The primary is April 26.

In a debate that was heated at times but more low-key overall than previous exchanges, Van Hollen and Edwards drew different lessons from Mikulski's 30-year tenure. Van Hollen, first elected in 2002, said when he reflected on Mikulski he thought of someone who focused on "delivering real results" for Maryland — a theme that mirrors his campaign message.

"You have to put forward solutions if you want to move the country forward," he said. "One of my favorite sayings is that the world needs dreamers, and the world needs doers, but most of all the world needs dreamers who do."

Edwards offered a different reading of Mikulski legacy, noting that she was the first woman elected to the Senate without following a male relative into the job. Edwards has frequently noted that she would be the first African American to represent the state in the mostly-white Senate, and only the second black woman elected in U.S. history.
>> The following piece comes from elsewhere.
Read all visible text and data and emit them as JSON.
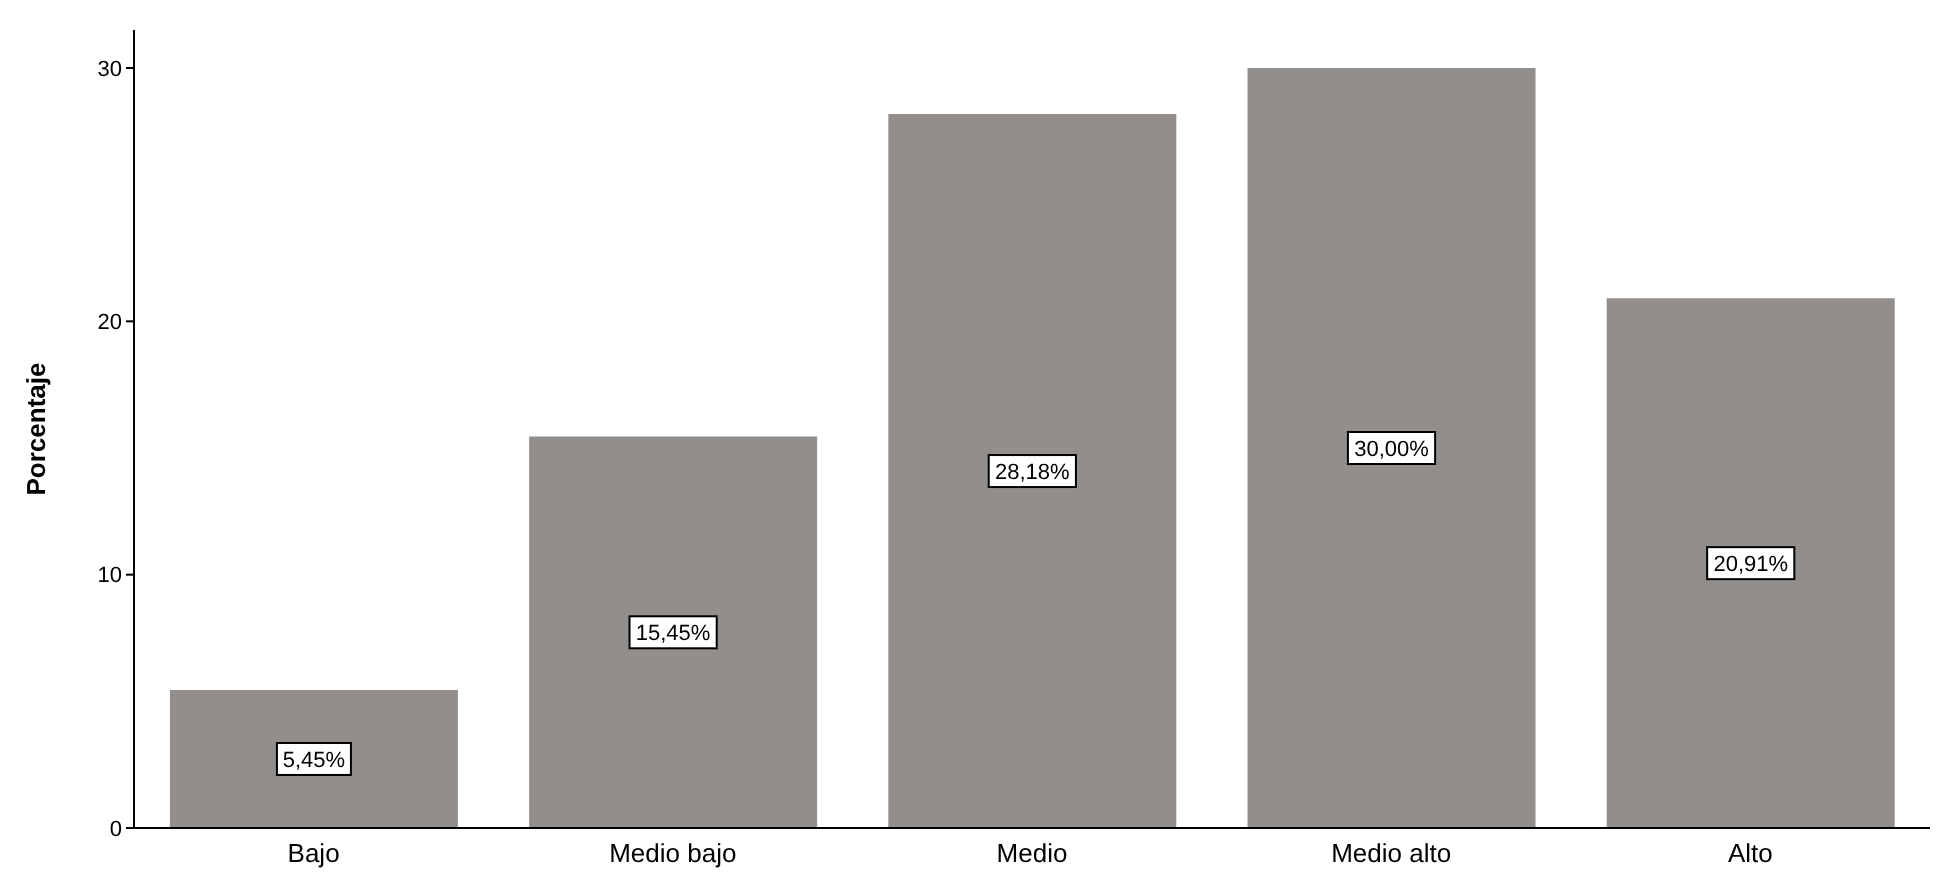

"People told her that she couldn't do it," Edwards said of Mikulski. "We have an opportunity to make history again and to add a perspective to the United States Senate that really reflects the great vision of who we are."
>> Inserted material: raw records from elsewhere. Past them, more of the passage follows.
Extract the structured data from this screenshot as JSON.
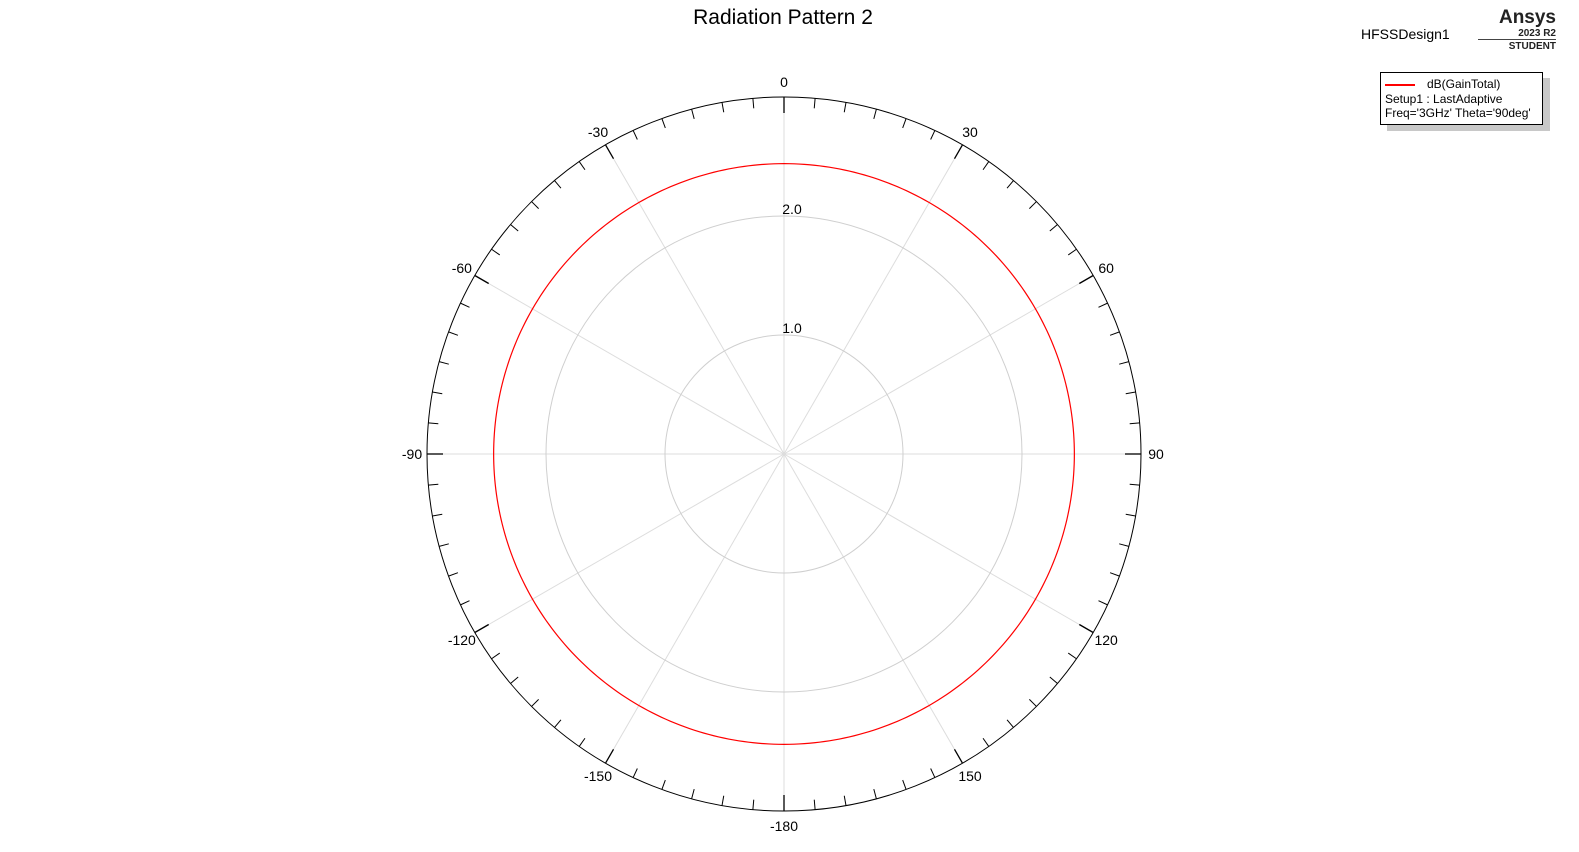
{
  "header": {
    "title": "Radiation Pattern 2",
    "design_name": "HFSSDesign1",
    "brand": {
      "name": "Ansys",
      "version": "2023 R2",
      "edition": "STUDENT"
    }
  },
  "legend": {
    "trace_label": "dB(GainTotal)",
    "setup_line": "Setup1 : LastAdaptive",
    "params_line": "Freq='3GHz' Theta='90deg'",
    "placement": "top-right"
  },
  "colors": {
    "trace": "#ff0000",
    "grid": "#cfcfcf",
    "axis": "#000000",
    "background": "#ffffff"
  },
  "chart_data": {
    "type": "polar",
    "title": "Radiation Pattern 2",
    "angle_unit": "deg",
    "angle_zero": "top",
    "angle_direction": "clockwise",
    "angle_labels": [
      0,
      30,
      60,
      90,
      120,
      150,
      -180,
      -150,
      -120,
      -90,
      -60,
      -30
    ],
    "radial_ticks": [
      1.0,
      2.0
    ],
    "radial_tick_labels": [
      "1.0",
      "2.0"
    ],
    "radial_range": [
      0,
      3.0
    ],
    "grid": true,
    "series": [
      {
        "name": "dB(GainTotal)",
        "color": "#ff0000",
        "phi": [
          -180,
          -150,
          -120,
          -90,
          -60,
          -30,
          0,
          30,
          60,
          90,
          120,
          150,
          180
        ],
        "values": [
          2.44,
          2.44,
          2.44,
          2.44,
          2.44,
          2.44,
          2.44,
          2.44,
          2.44,
          2.44,
          2.44,
          2.44,
          2.44
        ]
      }
    ]
  }
}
The candidates found some things to agree on: Both sided with Apple in the dispute over whether the Federal Bureau of Investigation should be able to force the company to hack into an iPhone owned by San Bernardino attacker Syed Farook. They both praised President Barack Obama on foreign policy, specifically on his efforts on Iran and Cuba.

But they also clashed over familiar issues like trade. Edwards criticized Van Hollen for supporting nine free trade agreements in recent years, deals opposed by labor because of a concern that they lower working standards and wages.

"You cannot, on the one hand, vote for these free trade deals and on other hand say that you support American workers," Edwards said.

Van Hollen noted an extensive roster of labor unions who have endorsed him despite those votes, and said he judges each of the trade deals on their individual merits. Both candidates said they oppose a pending trade agreement the Obama administration has negotiated with 11 other Pacific Rim nations.

Van Hollen went after Edwards for what he has described as lackluster constituent services in the 4th Congressional District, pointing to a union of NASA workers at the Greenbelt-based Goddard Space Flight Center who recently said they didn't receive help from Edwards dealing with a complaint of racial bias.

"In many cases, she has not been there for her constituents when they're in need," said Van Hollen, who represents the neighboring 8th Congressional District. "The question is, when you hear of a problem, what kind of action do you take?"

Edwards said her office did try to work with the group, and she dismissed the overall line of argument, noting she had been reelected four times.

The debate, which will air on WJZ-TV at 7 p.m. on Monday, was sponsored by The Baltimore Sun, WJZ-TV, the University of Baltimore and the Baltimore City League of Women Voters.